The "forgotten" of wokeism are numerous: Nadia Geerts quickly lists them at the end of her book: first of all, the Jews, whom the wokes often consider as "more than white", anti-Semitism never being a fight worthy of their indignation. But also Muslim gays, without forgetting that the only countries in which homosexuality is penalized and sometimes punished by death are Muslim countries; Black women, in these same countries or when they return, circumcised or subjected to forced marriages from childhood, or even victims of "honor crimes"; and in the West, Black women raped by Black men, who are shamed if they file a complaint because it "harms the cause".

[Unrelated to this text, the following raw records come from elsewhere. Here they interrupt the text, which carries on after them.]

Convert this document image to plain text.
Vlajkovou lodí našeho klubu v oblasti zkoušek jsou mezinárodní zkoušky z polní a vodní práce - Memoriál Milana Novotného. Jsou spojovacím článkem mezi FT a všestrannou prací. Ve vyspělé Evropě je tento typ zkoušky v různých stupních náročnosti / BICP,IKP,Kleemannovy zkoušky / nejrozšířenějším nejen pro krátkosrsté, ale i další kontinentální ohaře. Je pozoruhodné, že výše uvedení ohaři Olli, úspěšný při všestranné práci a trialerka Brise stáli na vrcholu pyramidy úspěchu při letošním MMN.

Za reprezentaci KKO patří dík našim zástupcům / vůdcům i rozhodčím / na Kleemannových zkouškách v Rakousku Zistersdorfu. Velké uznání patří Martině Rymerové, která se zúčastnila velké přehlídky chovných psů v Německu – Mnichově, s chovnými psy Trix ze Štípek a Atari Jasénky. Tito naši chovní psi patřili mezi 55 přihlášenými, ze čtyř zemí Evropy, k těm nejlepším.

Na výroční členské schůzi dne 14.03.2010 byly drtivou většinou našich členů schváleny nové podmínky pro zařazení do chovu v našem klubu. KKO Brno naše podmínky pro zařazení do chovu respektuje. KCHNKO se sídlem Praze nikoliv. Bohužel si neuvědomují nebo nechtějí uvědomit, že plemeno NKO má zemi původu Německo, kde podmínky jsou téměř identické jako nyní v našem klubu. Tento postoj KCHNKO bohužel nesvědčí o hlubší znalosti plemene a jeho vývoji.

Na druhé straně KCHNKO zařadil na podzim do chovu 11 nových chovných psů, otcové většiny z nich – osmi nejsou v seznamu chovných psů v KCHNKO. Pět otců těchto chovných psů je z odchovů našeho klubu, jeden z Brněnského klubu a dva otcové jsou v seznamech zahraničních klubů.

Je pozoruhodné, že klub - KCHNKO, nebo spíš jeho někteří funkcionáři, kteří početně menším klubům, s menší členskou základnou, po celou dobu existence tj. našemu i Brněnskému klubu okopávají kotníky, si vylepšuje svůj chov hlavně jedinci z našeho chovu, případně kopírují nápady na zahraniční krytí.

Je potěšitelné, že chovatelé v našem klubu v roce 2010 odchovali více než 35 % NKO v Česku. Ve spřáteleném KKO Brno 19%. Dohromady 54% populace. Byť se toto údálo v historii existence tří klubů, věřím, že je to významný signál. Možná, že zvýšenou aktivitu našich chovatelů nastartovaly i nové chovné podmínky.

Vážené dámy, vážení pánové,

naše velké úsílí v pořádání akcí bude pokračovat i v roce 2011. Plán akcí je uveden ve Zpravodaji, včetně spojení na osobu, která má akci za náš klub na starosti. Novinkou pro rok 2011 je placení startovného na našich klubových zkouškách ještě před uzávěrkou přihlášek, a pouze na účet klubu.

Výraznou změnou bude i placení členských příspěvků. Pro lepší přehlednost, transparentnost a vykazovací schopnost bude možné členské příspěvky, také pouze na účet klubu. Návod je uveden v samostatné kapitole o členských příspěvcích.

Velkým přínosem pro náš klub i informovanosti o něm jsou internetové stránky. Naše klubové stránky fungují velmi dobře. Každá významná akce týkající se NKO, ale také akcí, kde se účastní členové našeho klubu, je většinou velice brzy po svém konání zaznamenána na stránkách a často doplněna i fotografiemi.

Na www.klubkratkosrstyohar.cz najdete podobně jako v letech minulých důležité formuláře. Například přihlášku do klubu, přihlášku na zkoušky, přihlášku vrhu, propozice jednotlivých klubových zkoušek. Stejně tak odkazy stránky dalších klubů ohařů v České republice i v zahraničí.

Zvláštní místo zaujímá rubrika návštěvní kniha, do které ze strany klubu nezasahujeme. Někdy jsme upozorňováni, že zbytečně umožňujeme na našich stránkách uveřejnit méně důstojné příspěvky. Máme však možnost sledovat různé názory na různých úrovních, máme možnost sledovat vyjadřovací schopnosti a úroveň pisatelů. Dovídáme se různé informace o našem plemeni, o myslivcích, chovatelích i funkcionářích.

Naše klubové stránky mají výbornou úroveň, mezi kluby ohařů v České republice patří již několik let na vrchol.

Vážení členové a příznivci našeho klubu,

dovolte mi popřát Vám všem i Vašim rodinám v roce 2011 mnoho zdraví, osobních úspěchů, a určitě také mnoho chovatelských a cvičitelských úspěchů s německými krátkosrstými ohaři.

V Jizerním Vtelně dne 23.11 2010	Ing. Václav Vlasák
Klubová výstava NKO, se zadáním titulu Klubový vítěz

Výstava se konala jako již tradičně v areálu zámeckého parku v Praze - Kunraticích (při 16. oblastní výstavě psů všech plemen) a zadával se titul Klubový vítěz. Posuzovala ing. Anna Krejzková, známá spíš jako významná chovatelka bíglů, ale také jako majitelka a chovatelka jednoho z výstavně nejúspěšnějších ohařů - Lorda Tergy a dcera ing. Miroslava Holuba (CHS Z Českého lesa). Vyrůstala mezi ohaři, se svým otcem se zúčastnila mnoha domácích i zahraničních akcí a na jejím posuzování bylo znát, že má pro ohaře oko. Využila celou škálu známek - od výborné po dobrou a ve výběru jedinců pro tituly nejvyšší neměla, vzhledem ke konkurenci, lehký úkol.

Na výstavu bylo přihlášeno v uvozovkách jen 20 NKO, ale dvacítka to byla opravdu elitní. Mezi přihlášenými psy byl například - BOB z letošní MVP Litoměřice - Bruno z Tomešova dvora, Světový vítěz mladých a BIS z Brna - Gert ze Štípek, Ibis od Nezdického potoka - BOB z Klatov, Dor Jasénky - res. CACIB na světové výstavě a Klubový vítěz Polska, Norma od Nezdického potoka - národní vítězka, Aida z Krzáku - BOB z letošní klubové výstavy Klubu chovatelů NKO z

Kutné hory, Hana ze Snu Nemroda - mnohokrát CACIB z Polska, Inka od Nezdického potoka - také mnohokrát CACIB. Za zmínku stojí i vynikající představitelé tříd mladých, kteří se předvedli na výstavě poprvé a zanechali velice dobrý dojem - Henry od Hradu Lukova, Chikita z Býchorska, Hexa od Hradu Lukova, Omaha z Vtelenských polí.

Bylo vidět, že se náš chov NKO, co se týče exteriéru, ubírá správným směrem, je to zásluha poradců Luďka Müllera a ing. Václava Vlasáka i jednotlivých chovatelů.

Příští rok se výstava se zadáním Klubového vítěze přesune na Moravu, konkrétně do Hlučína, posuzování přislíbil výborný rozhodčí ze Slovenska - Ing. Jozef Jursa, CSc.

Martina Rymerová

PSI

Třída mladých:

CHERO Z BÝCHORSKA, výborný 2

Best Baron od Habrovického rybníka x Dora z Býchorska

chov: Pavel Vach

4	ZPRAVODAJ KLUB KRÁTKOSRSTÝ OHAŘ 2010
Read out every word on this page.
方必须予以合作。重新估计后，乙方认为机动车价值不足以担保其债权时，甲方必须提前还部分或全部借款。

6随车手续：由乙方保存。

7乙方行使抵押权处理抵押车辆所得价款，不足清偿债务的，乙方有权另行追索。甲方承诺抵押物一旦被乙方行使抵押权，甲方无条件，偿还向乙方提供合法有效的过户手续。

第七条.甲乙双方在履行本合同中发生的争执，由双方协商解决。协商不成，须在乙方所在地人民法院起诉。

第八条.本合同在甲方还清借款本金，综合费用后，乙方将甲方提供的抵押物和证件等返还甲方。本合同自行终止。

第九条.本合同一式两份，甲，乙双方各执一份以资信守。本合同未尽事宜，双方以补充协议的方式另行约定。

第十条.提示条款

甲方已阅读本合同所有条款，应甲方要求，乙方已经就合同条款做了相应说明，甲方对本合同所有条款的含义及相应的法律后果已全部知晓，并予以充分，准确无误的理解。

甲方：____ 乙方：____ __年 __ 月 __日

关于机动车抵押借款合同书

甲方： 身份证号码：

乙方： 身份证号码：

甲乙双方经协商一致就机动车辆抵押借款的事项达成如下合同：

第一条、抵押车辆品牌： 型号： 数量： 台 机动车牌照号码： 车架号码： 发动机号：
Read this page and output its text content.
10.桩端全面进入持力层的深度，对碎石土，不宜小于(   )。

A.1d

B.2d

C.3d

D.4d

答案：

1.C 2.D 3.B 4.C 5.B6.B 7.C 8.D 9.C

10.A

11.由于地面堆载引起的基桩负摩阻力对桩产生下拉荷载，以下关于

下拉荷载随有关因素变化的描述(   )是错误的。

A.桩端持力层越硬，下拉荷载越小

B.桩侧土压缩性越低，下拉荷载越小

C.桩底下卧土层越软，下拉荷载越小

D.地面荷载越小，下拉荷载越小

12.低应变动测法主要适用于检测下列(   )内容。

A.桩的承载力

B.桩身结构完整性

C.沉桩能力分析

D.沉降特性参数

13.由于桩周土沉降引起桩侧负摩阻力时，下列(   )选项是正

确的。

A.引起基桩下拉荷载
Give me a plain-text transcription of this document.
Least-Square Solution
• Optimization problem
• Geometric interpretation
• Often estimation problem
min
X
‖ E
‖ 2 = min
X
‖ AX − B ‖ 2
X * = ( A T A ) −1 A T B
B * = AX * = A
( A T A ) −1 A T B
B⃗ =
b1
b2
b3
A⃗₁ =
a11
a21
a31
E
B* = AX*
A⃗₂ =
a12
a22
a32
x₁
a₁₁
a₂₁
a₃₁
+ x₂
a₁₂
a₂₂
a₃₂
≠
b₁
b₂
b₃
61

What I liked about Nadia Geerts' book is first of all the apparently detached tone that the author takes to describe attitudes or remarks that make one jump with surprise mixed with disbelief: "How can one support such absurdities?" I often asked myself when discovering many facts that I did not yet know. Also noteworthy is the use of quotes from authors who preceded her in denouncing these excesses: Nadia Geerts never steals the show, but she restores the ideas and formulations of each author in their context. Finally, I appreciated the structuring of the book into numerous sub-chapters, each dedicated to a specific problem: this allows the reader to find this or that passage, this or that example that he or she wants to explore further. And it is in this, among many other qualities, that this book is useful for anyone interested in the woke phenomenon.
* The great historian of the IVe Republic that is Georgette Elgey will not hold it against me for borrowing the title of one of her works for this review.